Ici, en parallèle à nouveau look collectif vraiment très loin de toute classe mods, une majorité du groupe a été renouvelée : beaucoup sont partis, usés par le comportement tyrannique de Kevin Rowland, et ce dernier a trouvé de nouveaux complices, en ajoutant aux cuivres une section cordes et un accordéon. On abouti donc à une hybridation avec la musique celtique (Kevin Rowland est Irlandais de Birmingham) mais c'est toujours principalement de la soul. Guitares, cuivres et cordes jouent remarquablement bien sur ce disque, et plus que le songwriting, c'est l'interprétation qui m'amène à l'honorer d'une telle note. Les compos sont vraiment belles, mais c'est surtout la forme, la mise en place du groupe, son dynamisme et son jeu, qui sont des merveilles. Cette musique met l'émotion en avant, d'une façon qui nous fait en réalité entendre l'influence du gospel.
Il d'ailleurs marrant que l'on soit en 1982, la date où U2 va imposer une forme de «rock héroïque» avec un engagement quasi mystique dans certains morceaux, une façon d'arriver à restituer en studio la fièvre des concerts, pas très éloignée de l'esprit qui règne ici. Mais on arrive avec tous les timbres présents dans les Dexys, avec l'influence si forte de la musique Noire, à une magie et une alchimie nettement plus puissantes selon moi qu'avec U2, un autre point commun avec les Dexys étant de transformer la moitié de leurs chansons en hymnes, lors du live. Plus qu'un groupe, nous avons ici un orchestre, mené de main de maître. Le son ne peut se démoder, contrairement au look "tramp" salopettes moches, ou alors le look cherche déjà à exprimer cette intemporalité : en 1982 alors qu'arrive la sophistication "glam" des néo romantiques, ici c'est aucun maquillage et look de clodo presque plus beatnik que Hippie, donc look démodé.
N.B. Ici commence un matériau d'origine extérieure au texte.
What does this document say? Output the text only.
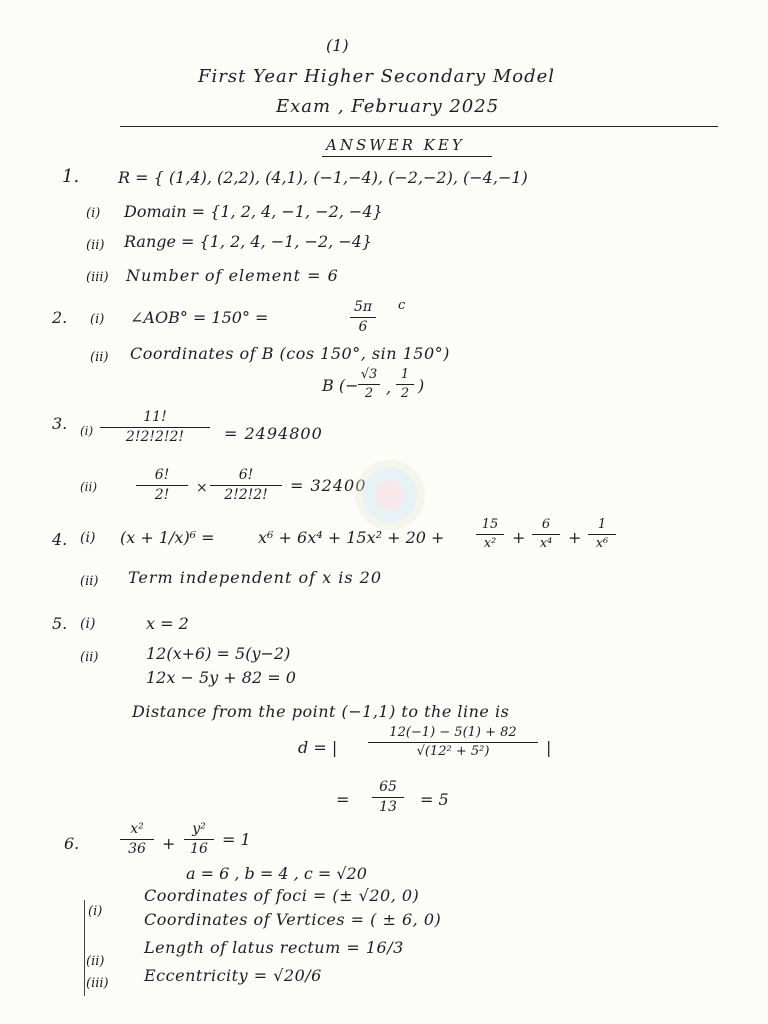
(1)
First Year Higher Secondary Model
Exam , February 2025
ANSWER KEY
1. R = { (1,4), (2,2), (4,1), (−1,−4), (−2,−2), (−4,−1)
(i) Domain = {1, 2, 4, −1, −2, −4}
(ii) Range = {1, 2, 4, −1, −2, −4}
(iii) Number of element = 6
2. (i) ∠AOB° = 150° =
5π
6
c
(ii) Coordinates of B (cos 150°, sin 150°)
B (−
√3
2 ,
1
2 )
3. (i)
11!
2!2!2!2!	= 2494800
(ii)
6!
2!	×
6!
2!2!2!
= 32400
4. (i) (x + 1/x)⁶ =	x⁶ + 6x⁴ + 15x² + 20 +
15
x² +
6
x⁴ +
1
x⁶
(ii) Term independent of x is 20
5. (i)	x = 2
(ii)	12(x+6) = 5(y−2)
12x − 5y + 82 = 0
Distance from the point (−1,1) to the line is
d = |
12(−1) − 5(1) + 82
√(12² + 5²)	|
=
65
13	= 5
6.
x²
36	+
y²
16
= 1
a = 6 , b = 4 , c = √20
(i)
Coordinates of foci = (± √20, 0)
Coordinates of Vertices = ( ± 6, 0)
(ii)
Length of latus rectum = 16/3
(iii) Eccentricity = √20/6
Cette façon est-elle déjà un jemenfoutisme face aux années 80 ? On est ici dans un projet presque 100% acoustique, très bien enregistré.

Allez voir les diverses tentatives sur internet, en écrivant Come on Eileen + cover : personne n'arrive à reprendre correctement ce style de musique, cette niche si précise et hybride, et pas seulement à cause de la voix de Kevin.
Parlons en, de la voix de Kevin Rowland : ce timbre débarque d'on ne sais où, il a écouté plein de chanteurs noirs, et Van Morrison, mais rien n'explique ce timbre. Dans les années 80, j'aimais beaucoup celui de Kent, le Lyonnais des Starshooter, c'est le seul timbre qui pour moi se rapproche un peu de celui de Kevin, il possède cette force «amicale» complètement dingue et irrésistible, a friendly voice, alors que c'est une voix un peu pincée, sous et à l'arrière du nez, forts résonateurs dans les fosses nasales. Il a certainement écouté, enfant ou plus tard, de nombreux chanteurs de jazz et de comédies musicales. Et cette urgence, ce quasi chantage à l'émotion, qui avec tout autre chanteur nous semblerait au bord de la pleurniche, fonctionne si bien avec lui. Pourtant, techniquement, entre la chaleur de ses graves et la beauté de ses aigus, il est loin d'avoir la voix de Curtis Mayfield (ok je mets la barre très haut). Mais tous ses défauts lui vont si bien... il y a une joie, un vitalisme dans cette voix, qui sauve tout. Cet homme met dans son chant une naïveté très poignante, de douce et folle passion : il y a du Chaplin chez Kevin Rowland, dans les choix d'émotions données, une dialectique de la mélancolie heureuse.
La face A est quasi parfaite, comment délimiter si l'on se trouve sur un des titres les plus énergiques ou un des plus mélancoliques? La face B est à mon avis nettement moins bonne, en songwriting et orchestration, chœurs mis à part, puis on est cueilli soudain par une superbe balade soul, Until I believe in my soul, très théâtrale, où le silence est très bien utilisé, enfin Come on Eileen vient clore l'album sur un sommet, excusez du peu.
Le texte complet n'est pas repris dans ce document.